Here’s how I would model this. The “magic” is to use p_skewed ~ Dirac(p*(0.5)+0.25)
which will place p_skewed
in the summary of the chains. Note that you can directly observe the value of yes_responses
by the line yes_reponses ~ Binomial(N,p_skewed)
.
using Turing
@model function cheating_model(yes_responses,N)
p ~ Uniform(0,1)
p_skewed ~ Dirac(p*(0.5)+0.25) # Use <var> ~ Dirac(<val>) to make it visible in the chain
yes_responses ~ Binomial(N,p_skewed) # Observe the yes_responses
end
yes_response = 35 # There are 35 yes responses
N = 100 # of total 100 responses
model = cheating_model(yes_response,N)
chns = sample(model, PG(5), 1_000)
display(chns)
# display(plot(chns))
Here’s the output of this model:
Summary Statistics
parameters mean std naive_se mcse ess rhat ess_per_sec
Symbol Float64 Float64 Float64 Float64 Float64 Float64 Float64
p 0.2072 0.0914 0.0009 0.0012 5132.6224 0.9999 3821.7590
p_skewed 0.3536 0.0457 0.0005 0.0006 5132.6224 0.9999 3821.7590
Quantiles
parameters 2.5% 25.0% 50.0% 75.0% 97.5%
Symbol Float64 Float64 Float64 Float64 Float64
p 0.0414 0.1403 0.2045 0.2686 0.3943
p_skewed 0.2707 0.3201 0.3523 0.3843 0.4471
Below is an alternative model which - instead of the “Dirac trick” - use p_skewed
as a return value instead. This means that p_skewed
is not shown in the chains, so we have to use the generated_quantities
function to extract that information (and we must first weed out some of values to just get the return value). summarystats
is then used to print the statistics of the values.

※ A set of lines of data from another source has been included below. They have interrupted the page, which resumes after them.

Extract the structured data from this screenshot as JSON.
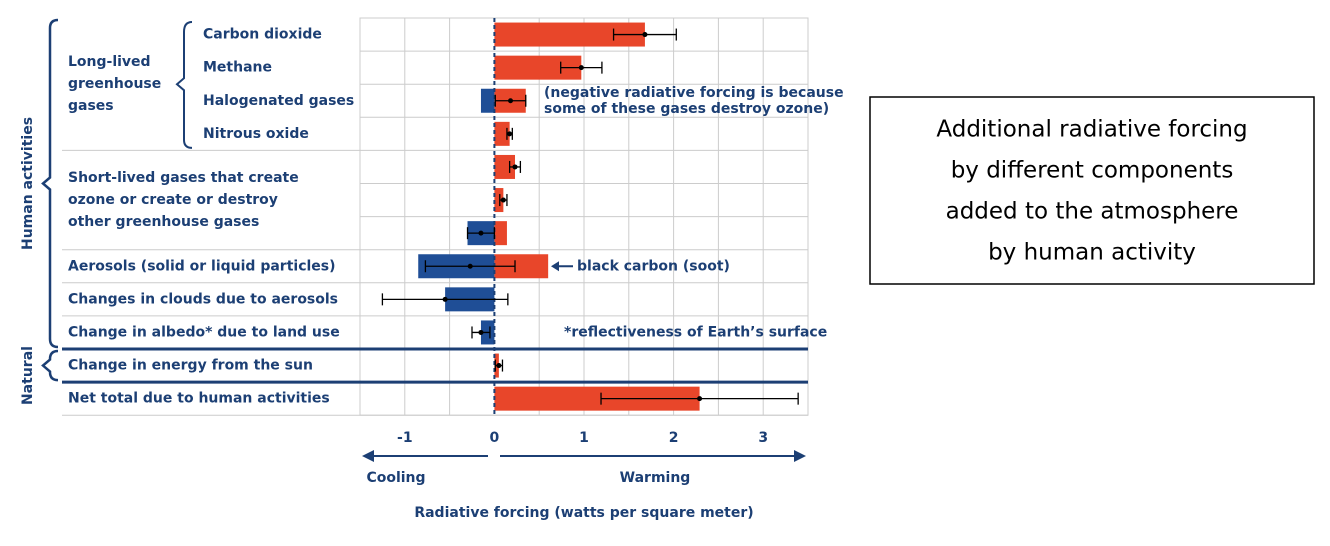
{
  "chart_data": {
    "type": "bar",
    "orientation": "horizontal",
    "categories": [
      "Carbon dioxide",
      "Methane",
      "Halogenated gases",
      "Nitrous oxide",
      null,
      null,
      null,
      "Aerosols (solid or liquid particles)",
      "Changes in clouds due to aerosols",
      "Change in albedo* due to land use",
      "Change in energy from the sun",
      "Net total due to human activities"
    ],
    "groups": [
      "Long-lived greenhouse gases",
      "Short-lived gases that create ozone or create or destroy other greenhouse gases"
    ],
    "sections": [
      "Human activities",
      "Natural"
    ],
    "series": [
      {
        "name": "Warming",
        "color": "#e8462a",
        "values": [
          1.68,
          0.97,
          0.35,
          0.17,
          0.23,
          0.1,
          0.14,
          0.6,
          null,
          null,
          0.05,
          2.29
        ]
      },
      {
        "name": "Cooling",
        "color": "#1f4e96",
        "values": [
          null,
          null,
          -0.15,
          null,
          null,
          null,
          -0.3,
          -0.85,
          -0.55,
          -0.15,
          null,
          null
        ]
      }
    ],
    "net": [
      1.68,
      0.97,
      0.18,
      0.17,
      0.23,
      0.1,
      -0.15,
      -0.27,
      -0.55,
      -0.15,
      0.05,
      2.29
    ],
    "error": [
      0.35,
      0.23,
      0.17,
      0.03,
      0.06,
      0.04,
      0.15,
      0.5,
      0.7,
      0.1,
      0.04,
      1.1
    ],
    "annotations": [
      "(negative radiative forcing is because",
      "some of these gases destroy ozone)",
      "black carbon (soot)",
      "*reflectiveness of Earth’s surface"
    ],
    "xlabel": "Radiative forcing (watts per square meter)",
    "xlim": [
      -1.5,
      3.5
    ],
    "xticks": [
      -1,
      0,
      1,
      2,
      3
    ],
    "grid_xticks": [
      -1.5,
      -0.5,
      0.5,
      1.5,
      2.5,
      3.5
    ],
    "grid": true,
    "caption": [
      "Additional radiative forcing",
      "by different components",
      "added to the atmosphere",
      "by human activity"
    ]
  }
}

@model function cheating_model2(yes_responses,N)
p ~ Uniform(0,1)
p_skewed = p*(0.5)+0.25 # This is not in the chains
yes_responses ~ Binomial(N,p_skewed) # Observe the yes_responses
return p_skewed
end
yes_response = 35
N = 100
model = cheating_model2(yes_response,N)
chns = sample(model, PG(5), 1_000)
display(chns)
# display(plot(chns))
# Filter out the relevant values to show the values of p_skewed
chains_params = Turing.MCMCChains.get_sections(chns, :parameters)
genq = generated_quantities(model, chains_params)
# Show some statistics of the return value
display(summarystats(vcat(genq...)))
Here’s the output of that model:
Summary Statistics
parameters mean std naive_se mcse ess rhat ess_per_sec
Symbol Float64 Float64 Float64 Float64 Float64 Float64 Float64
p 0.2187 0.0862 0.0027 0.0018 497.5426 0.9995 649.5334
Quantiles
parameters 2.5% 25.0% 50.0% 75.0% 97.5%
Symbol Float64 Float64 Float64 Float64 Float64
p 0.0555 0.1619 0.2182 0.2724 0.4071
Summary Stats:
Length: 1000
Missing Count: 0
Mean: 0.359366
Minimum: 0.252196
1st Quartile: 0.330973
Median: 0.359121
3rd Quartile: 0.386188
Maximum: 0.571029
I personally prefer using Dirac
for this kind of problems, but some samplers have problems using it; the PG
sampler mostly works. If that fails then the “return trick” works.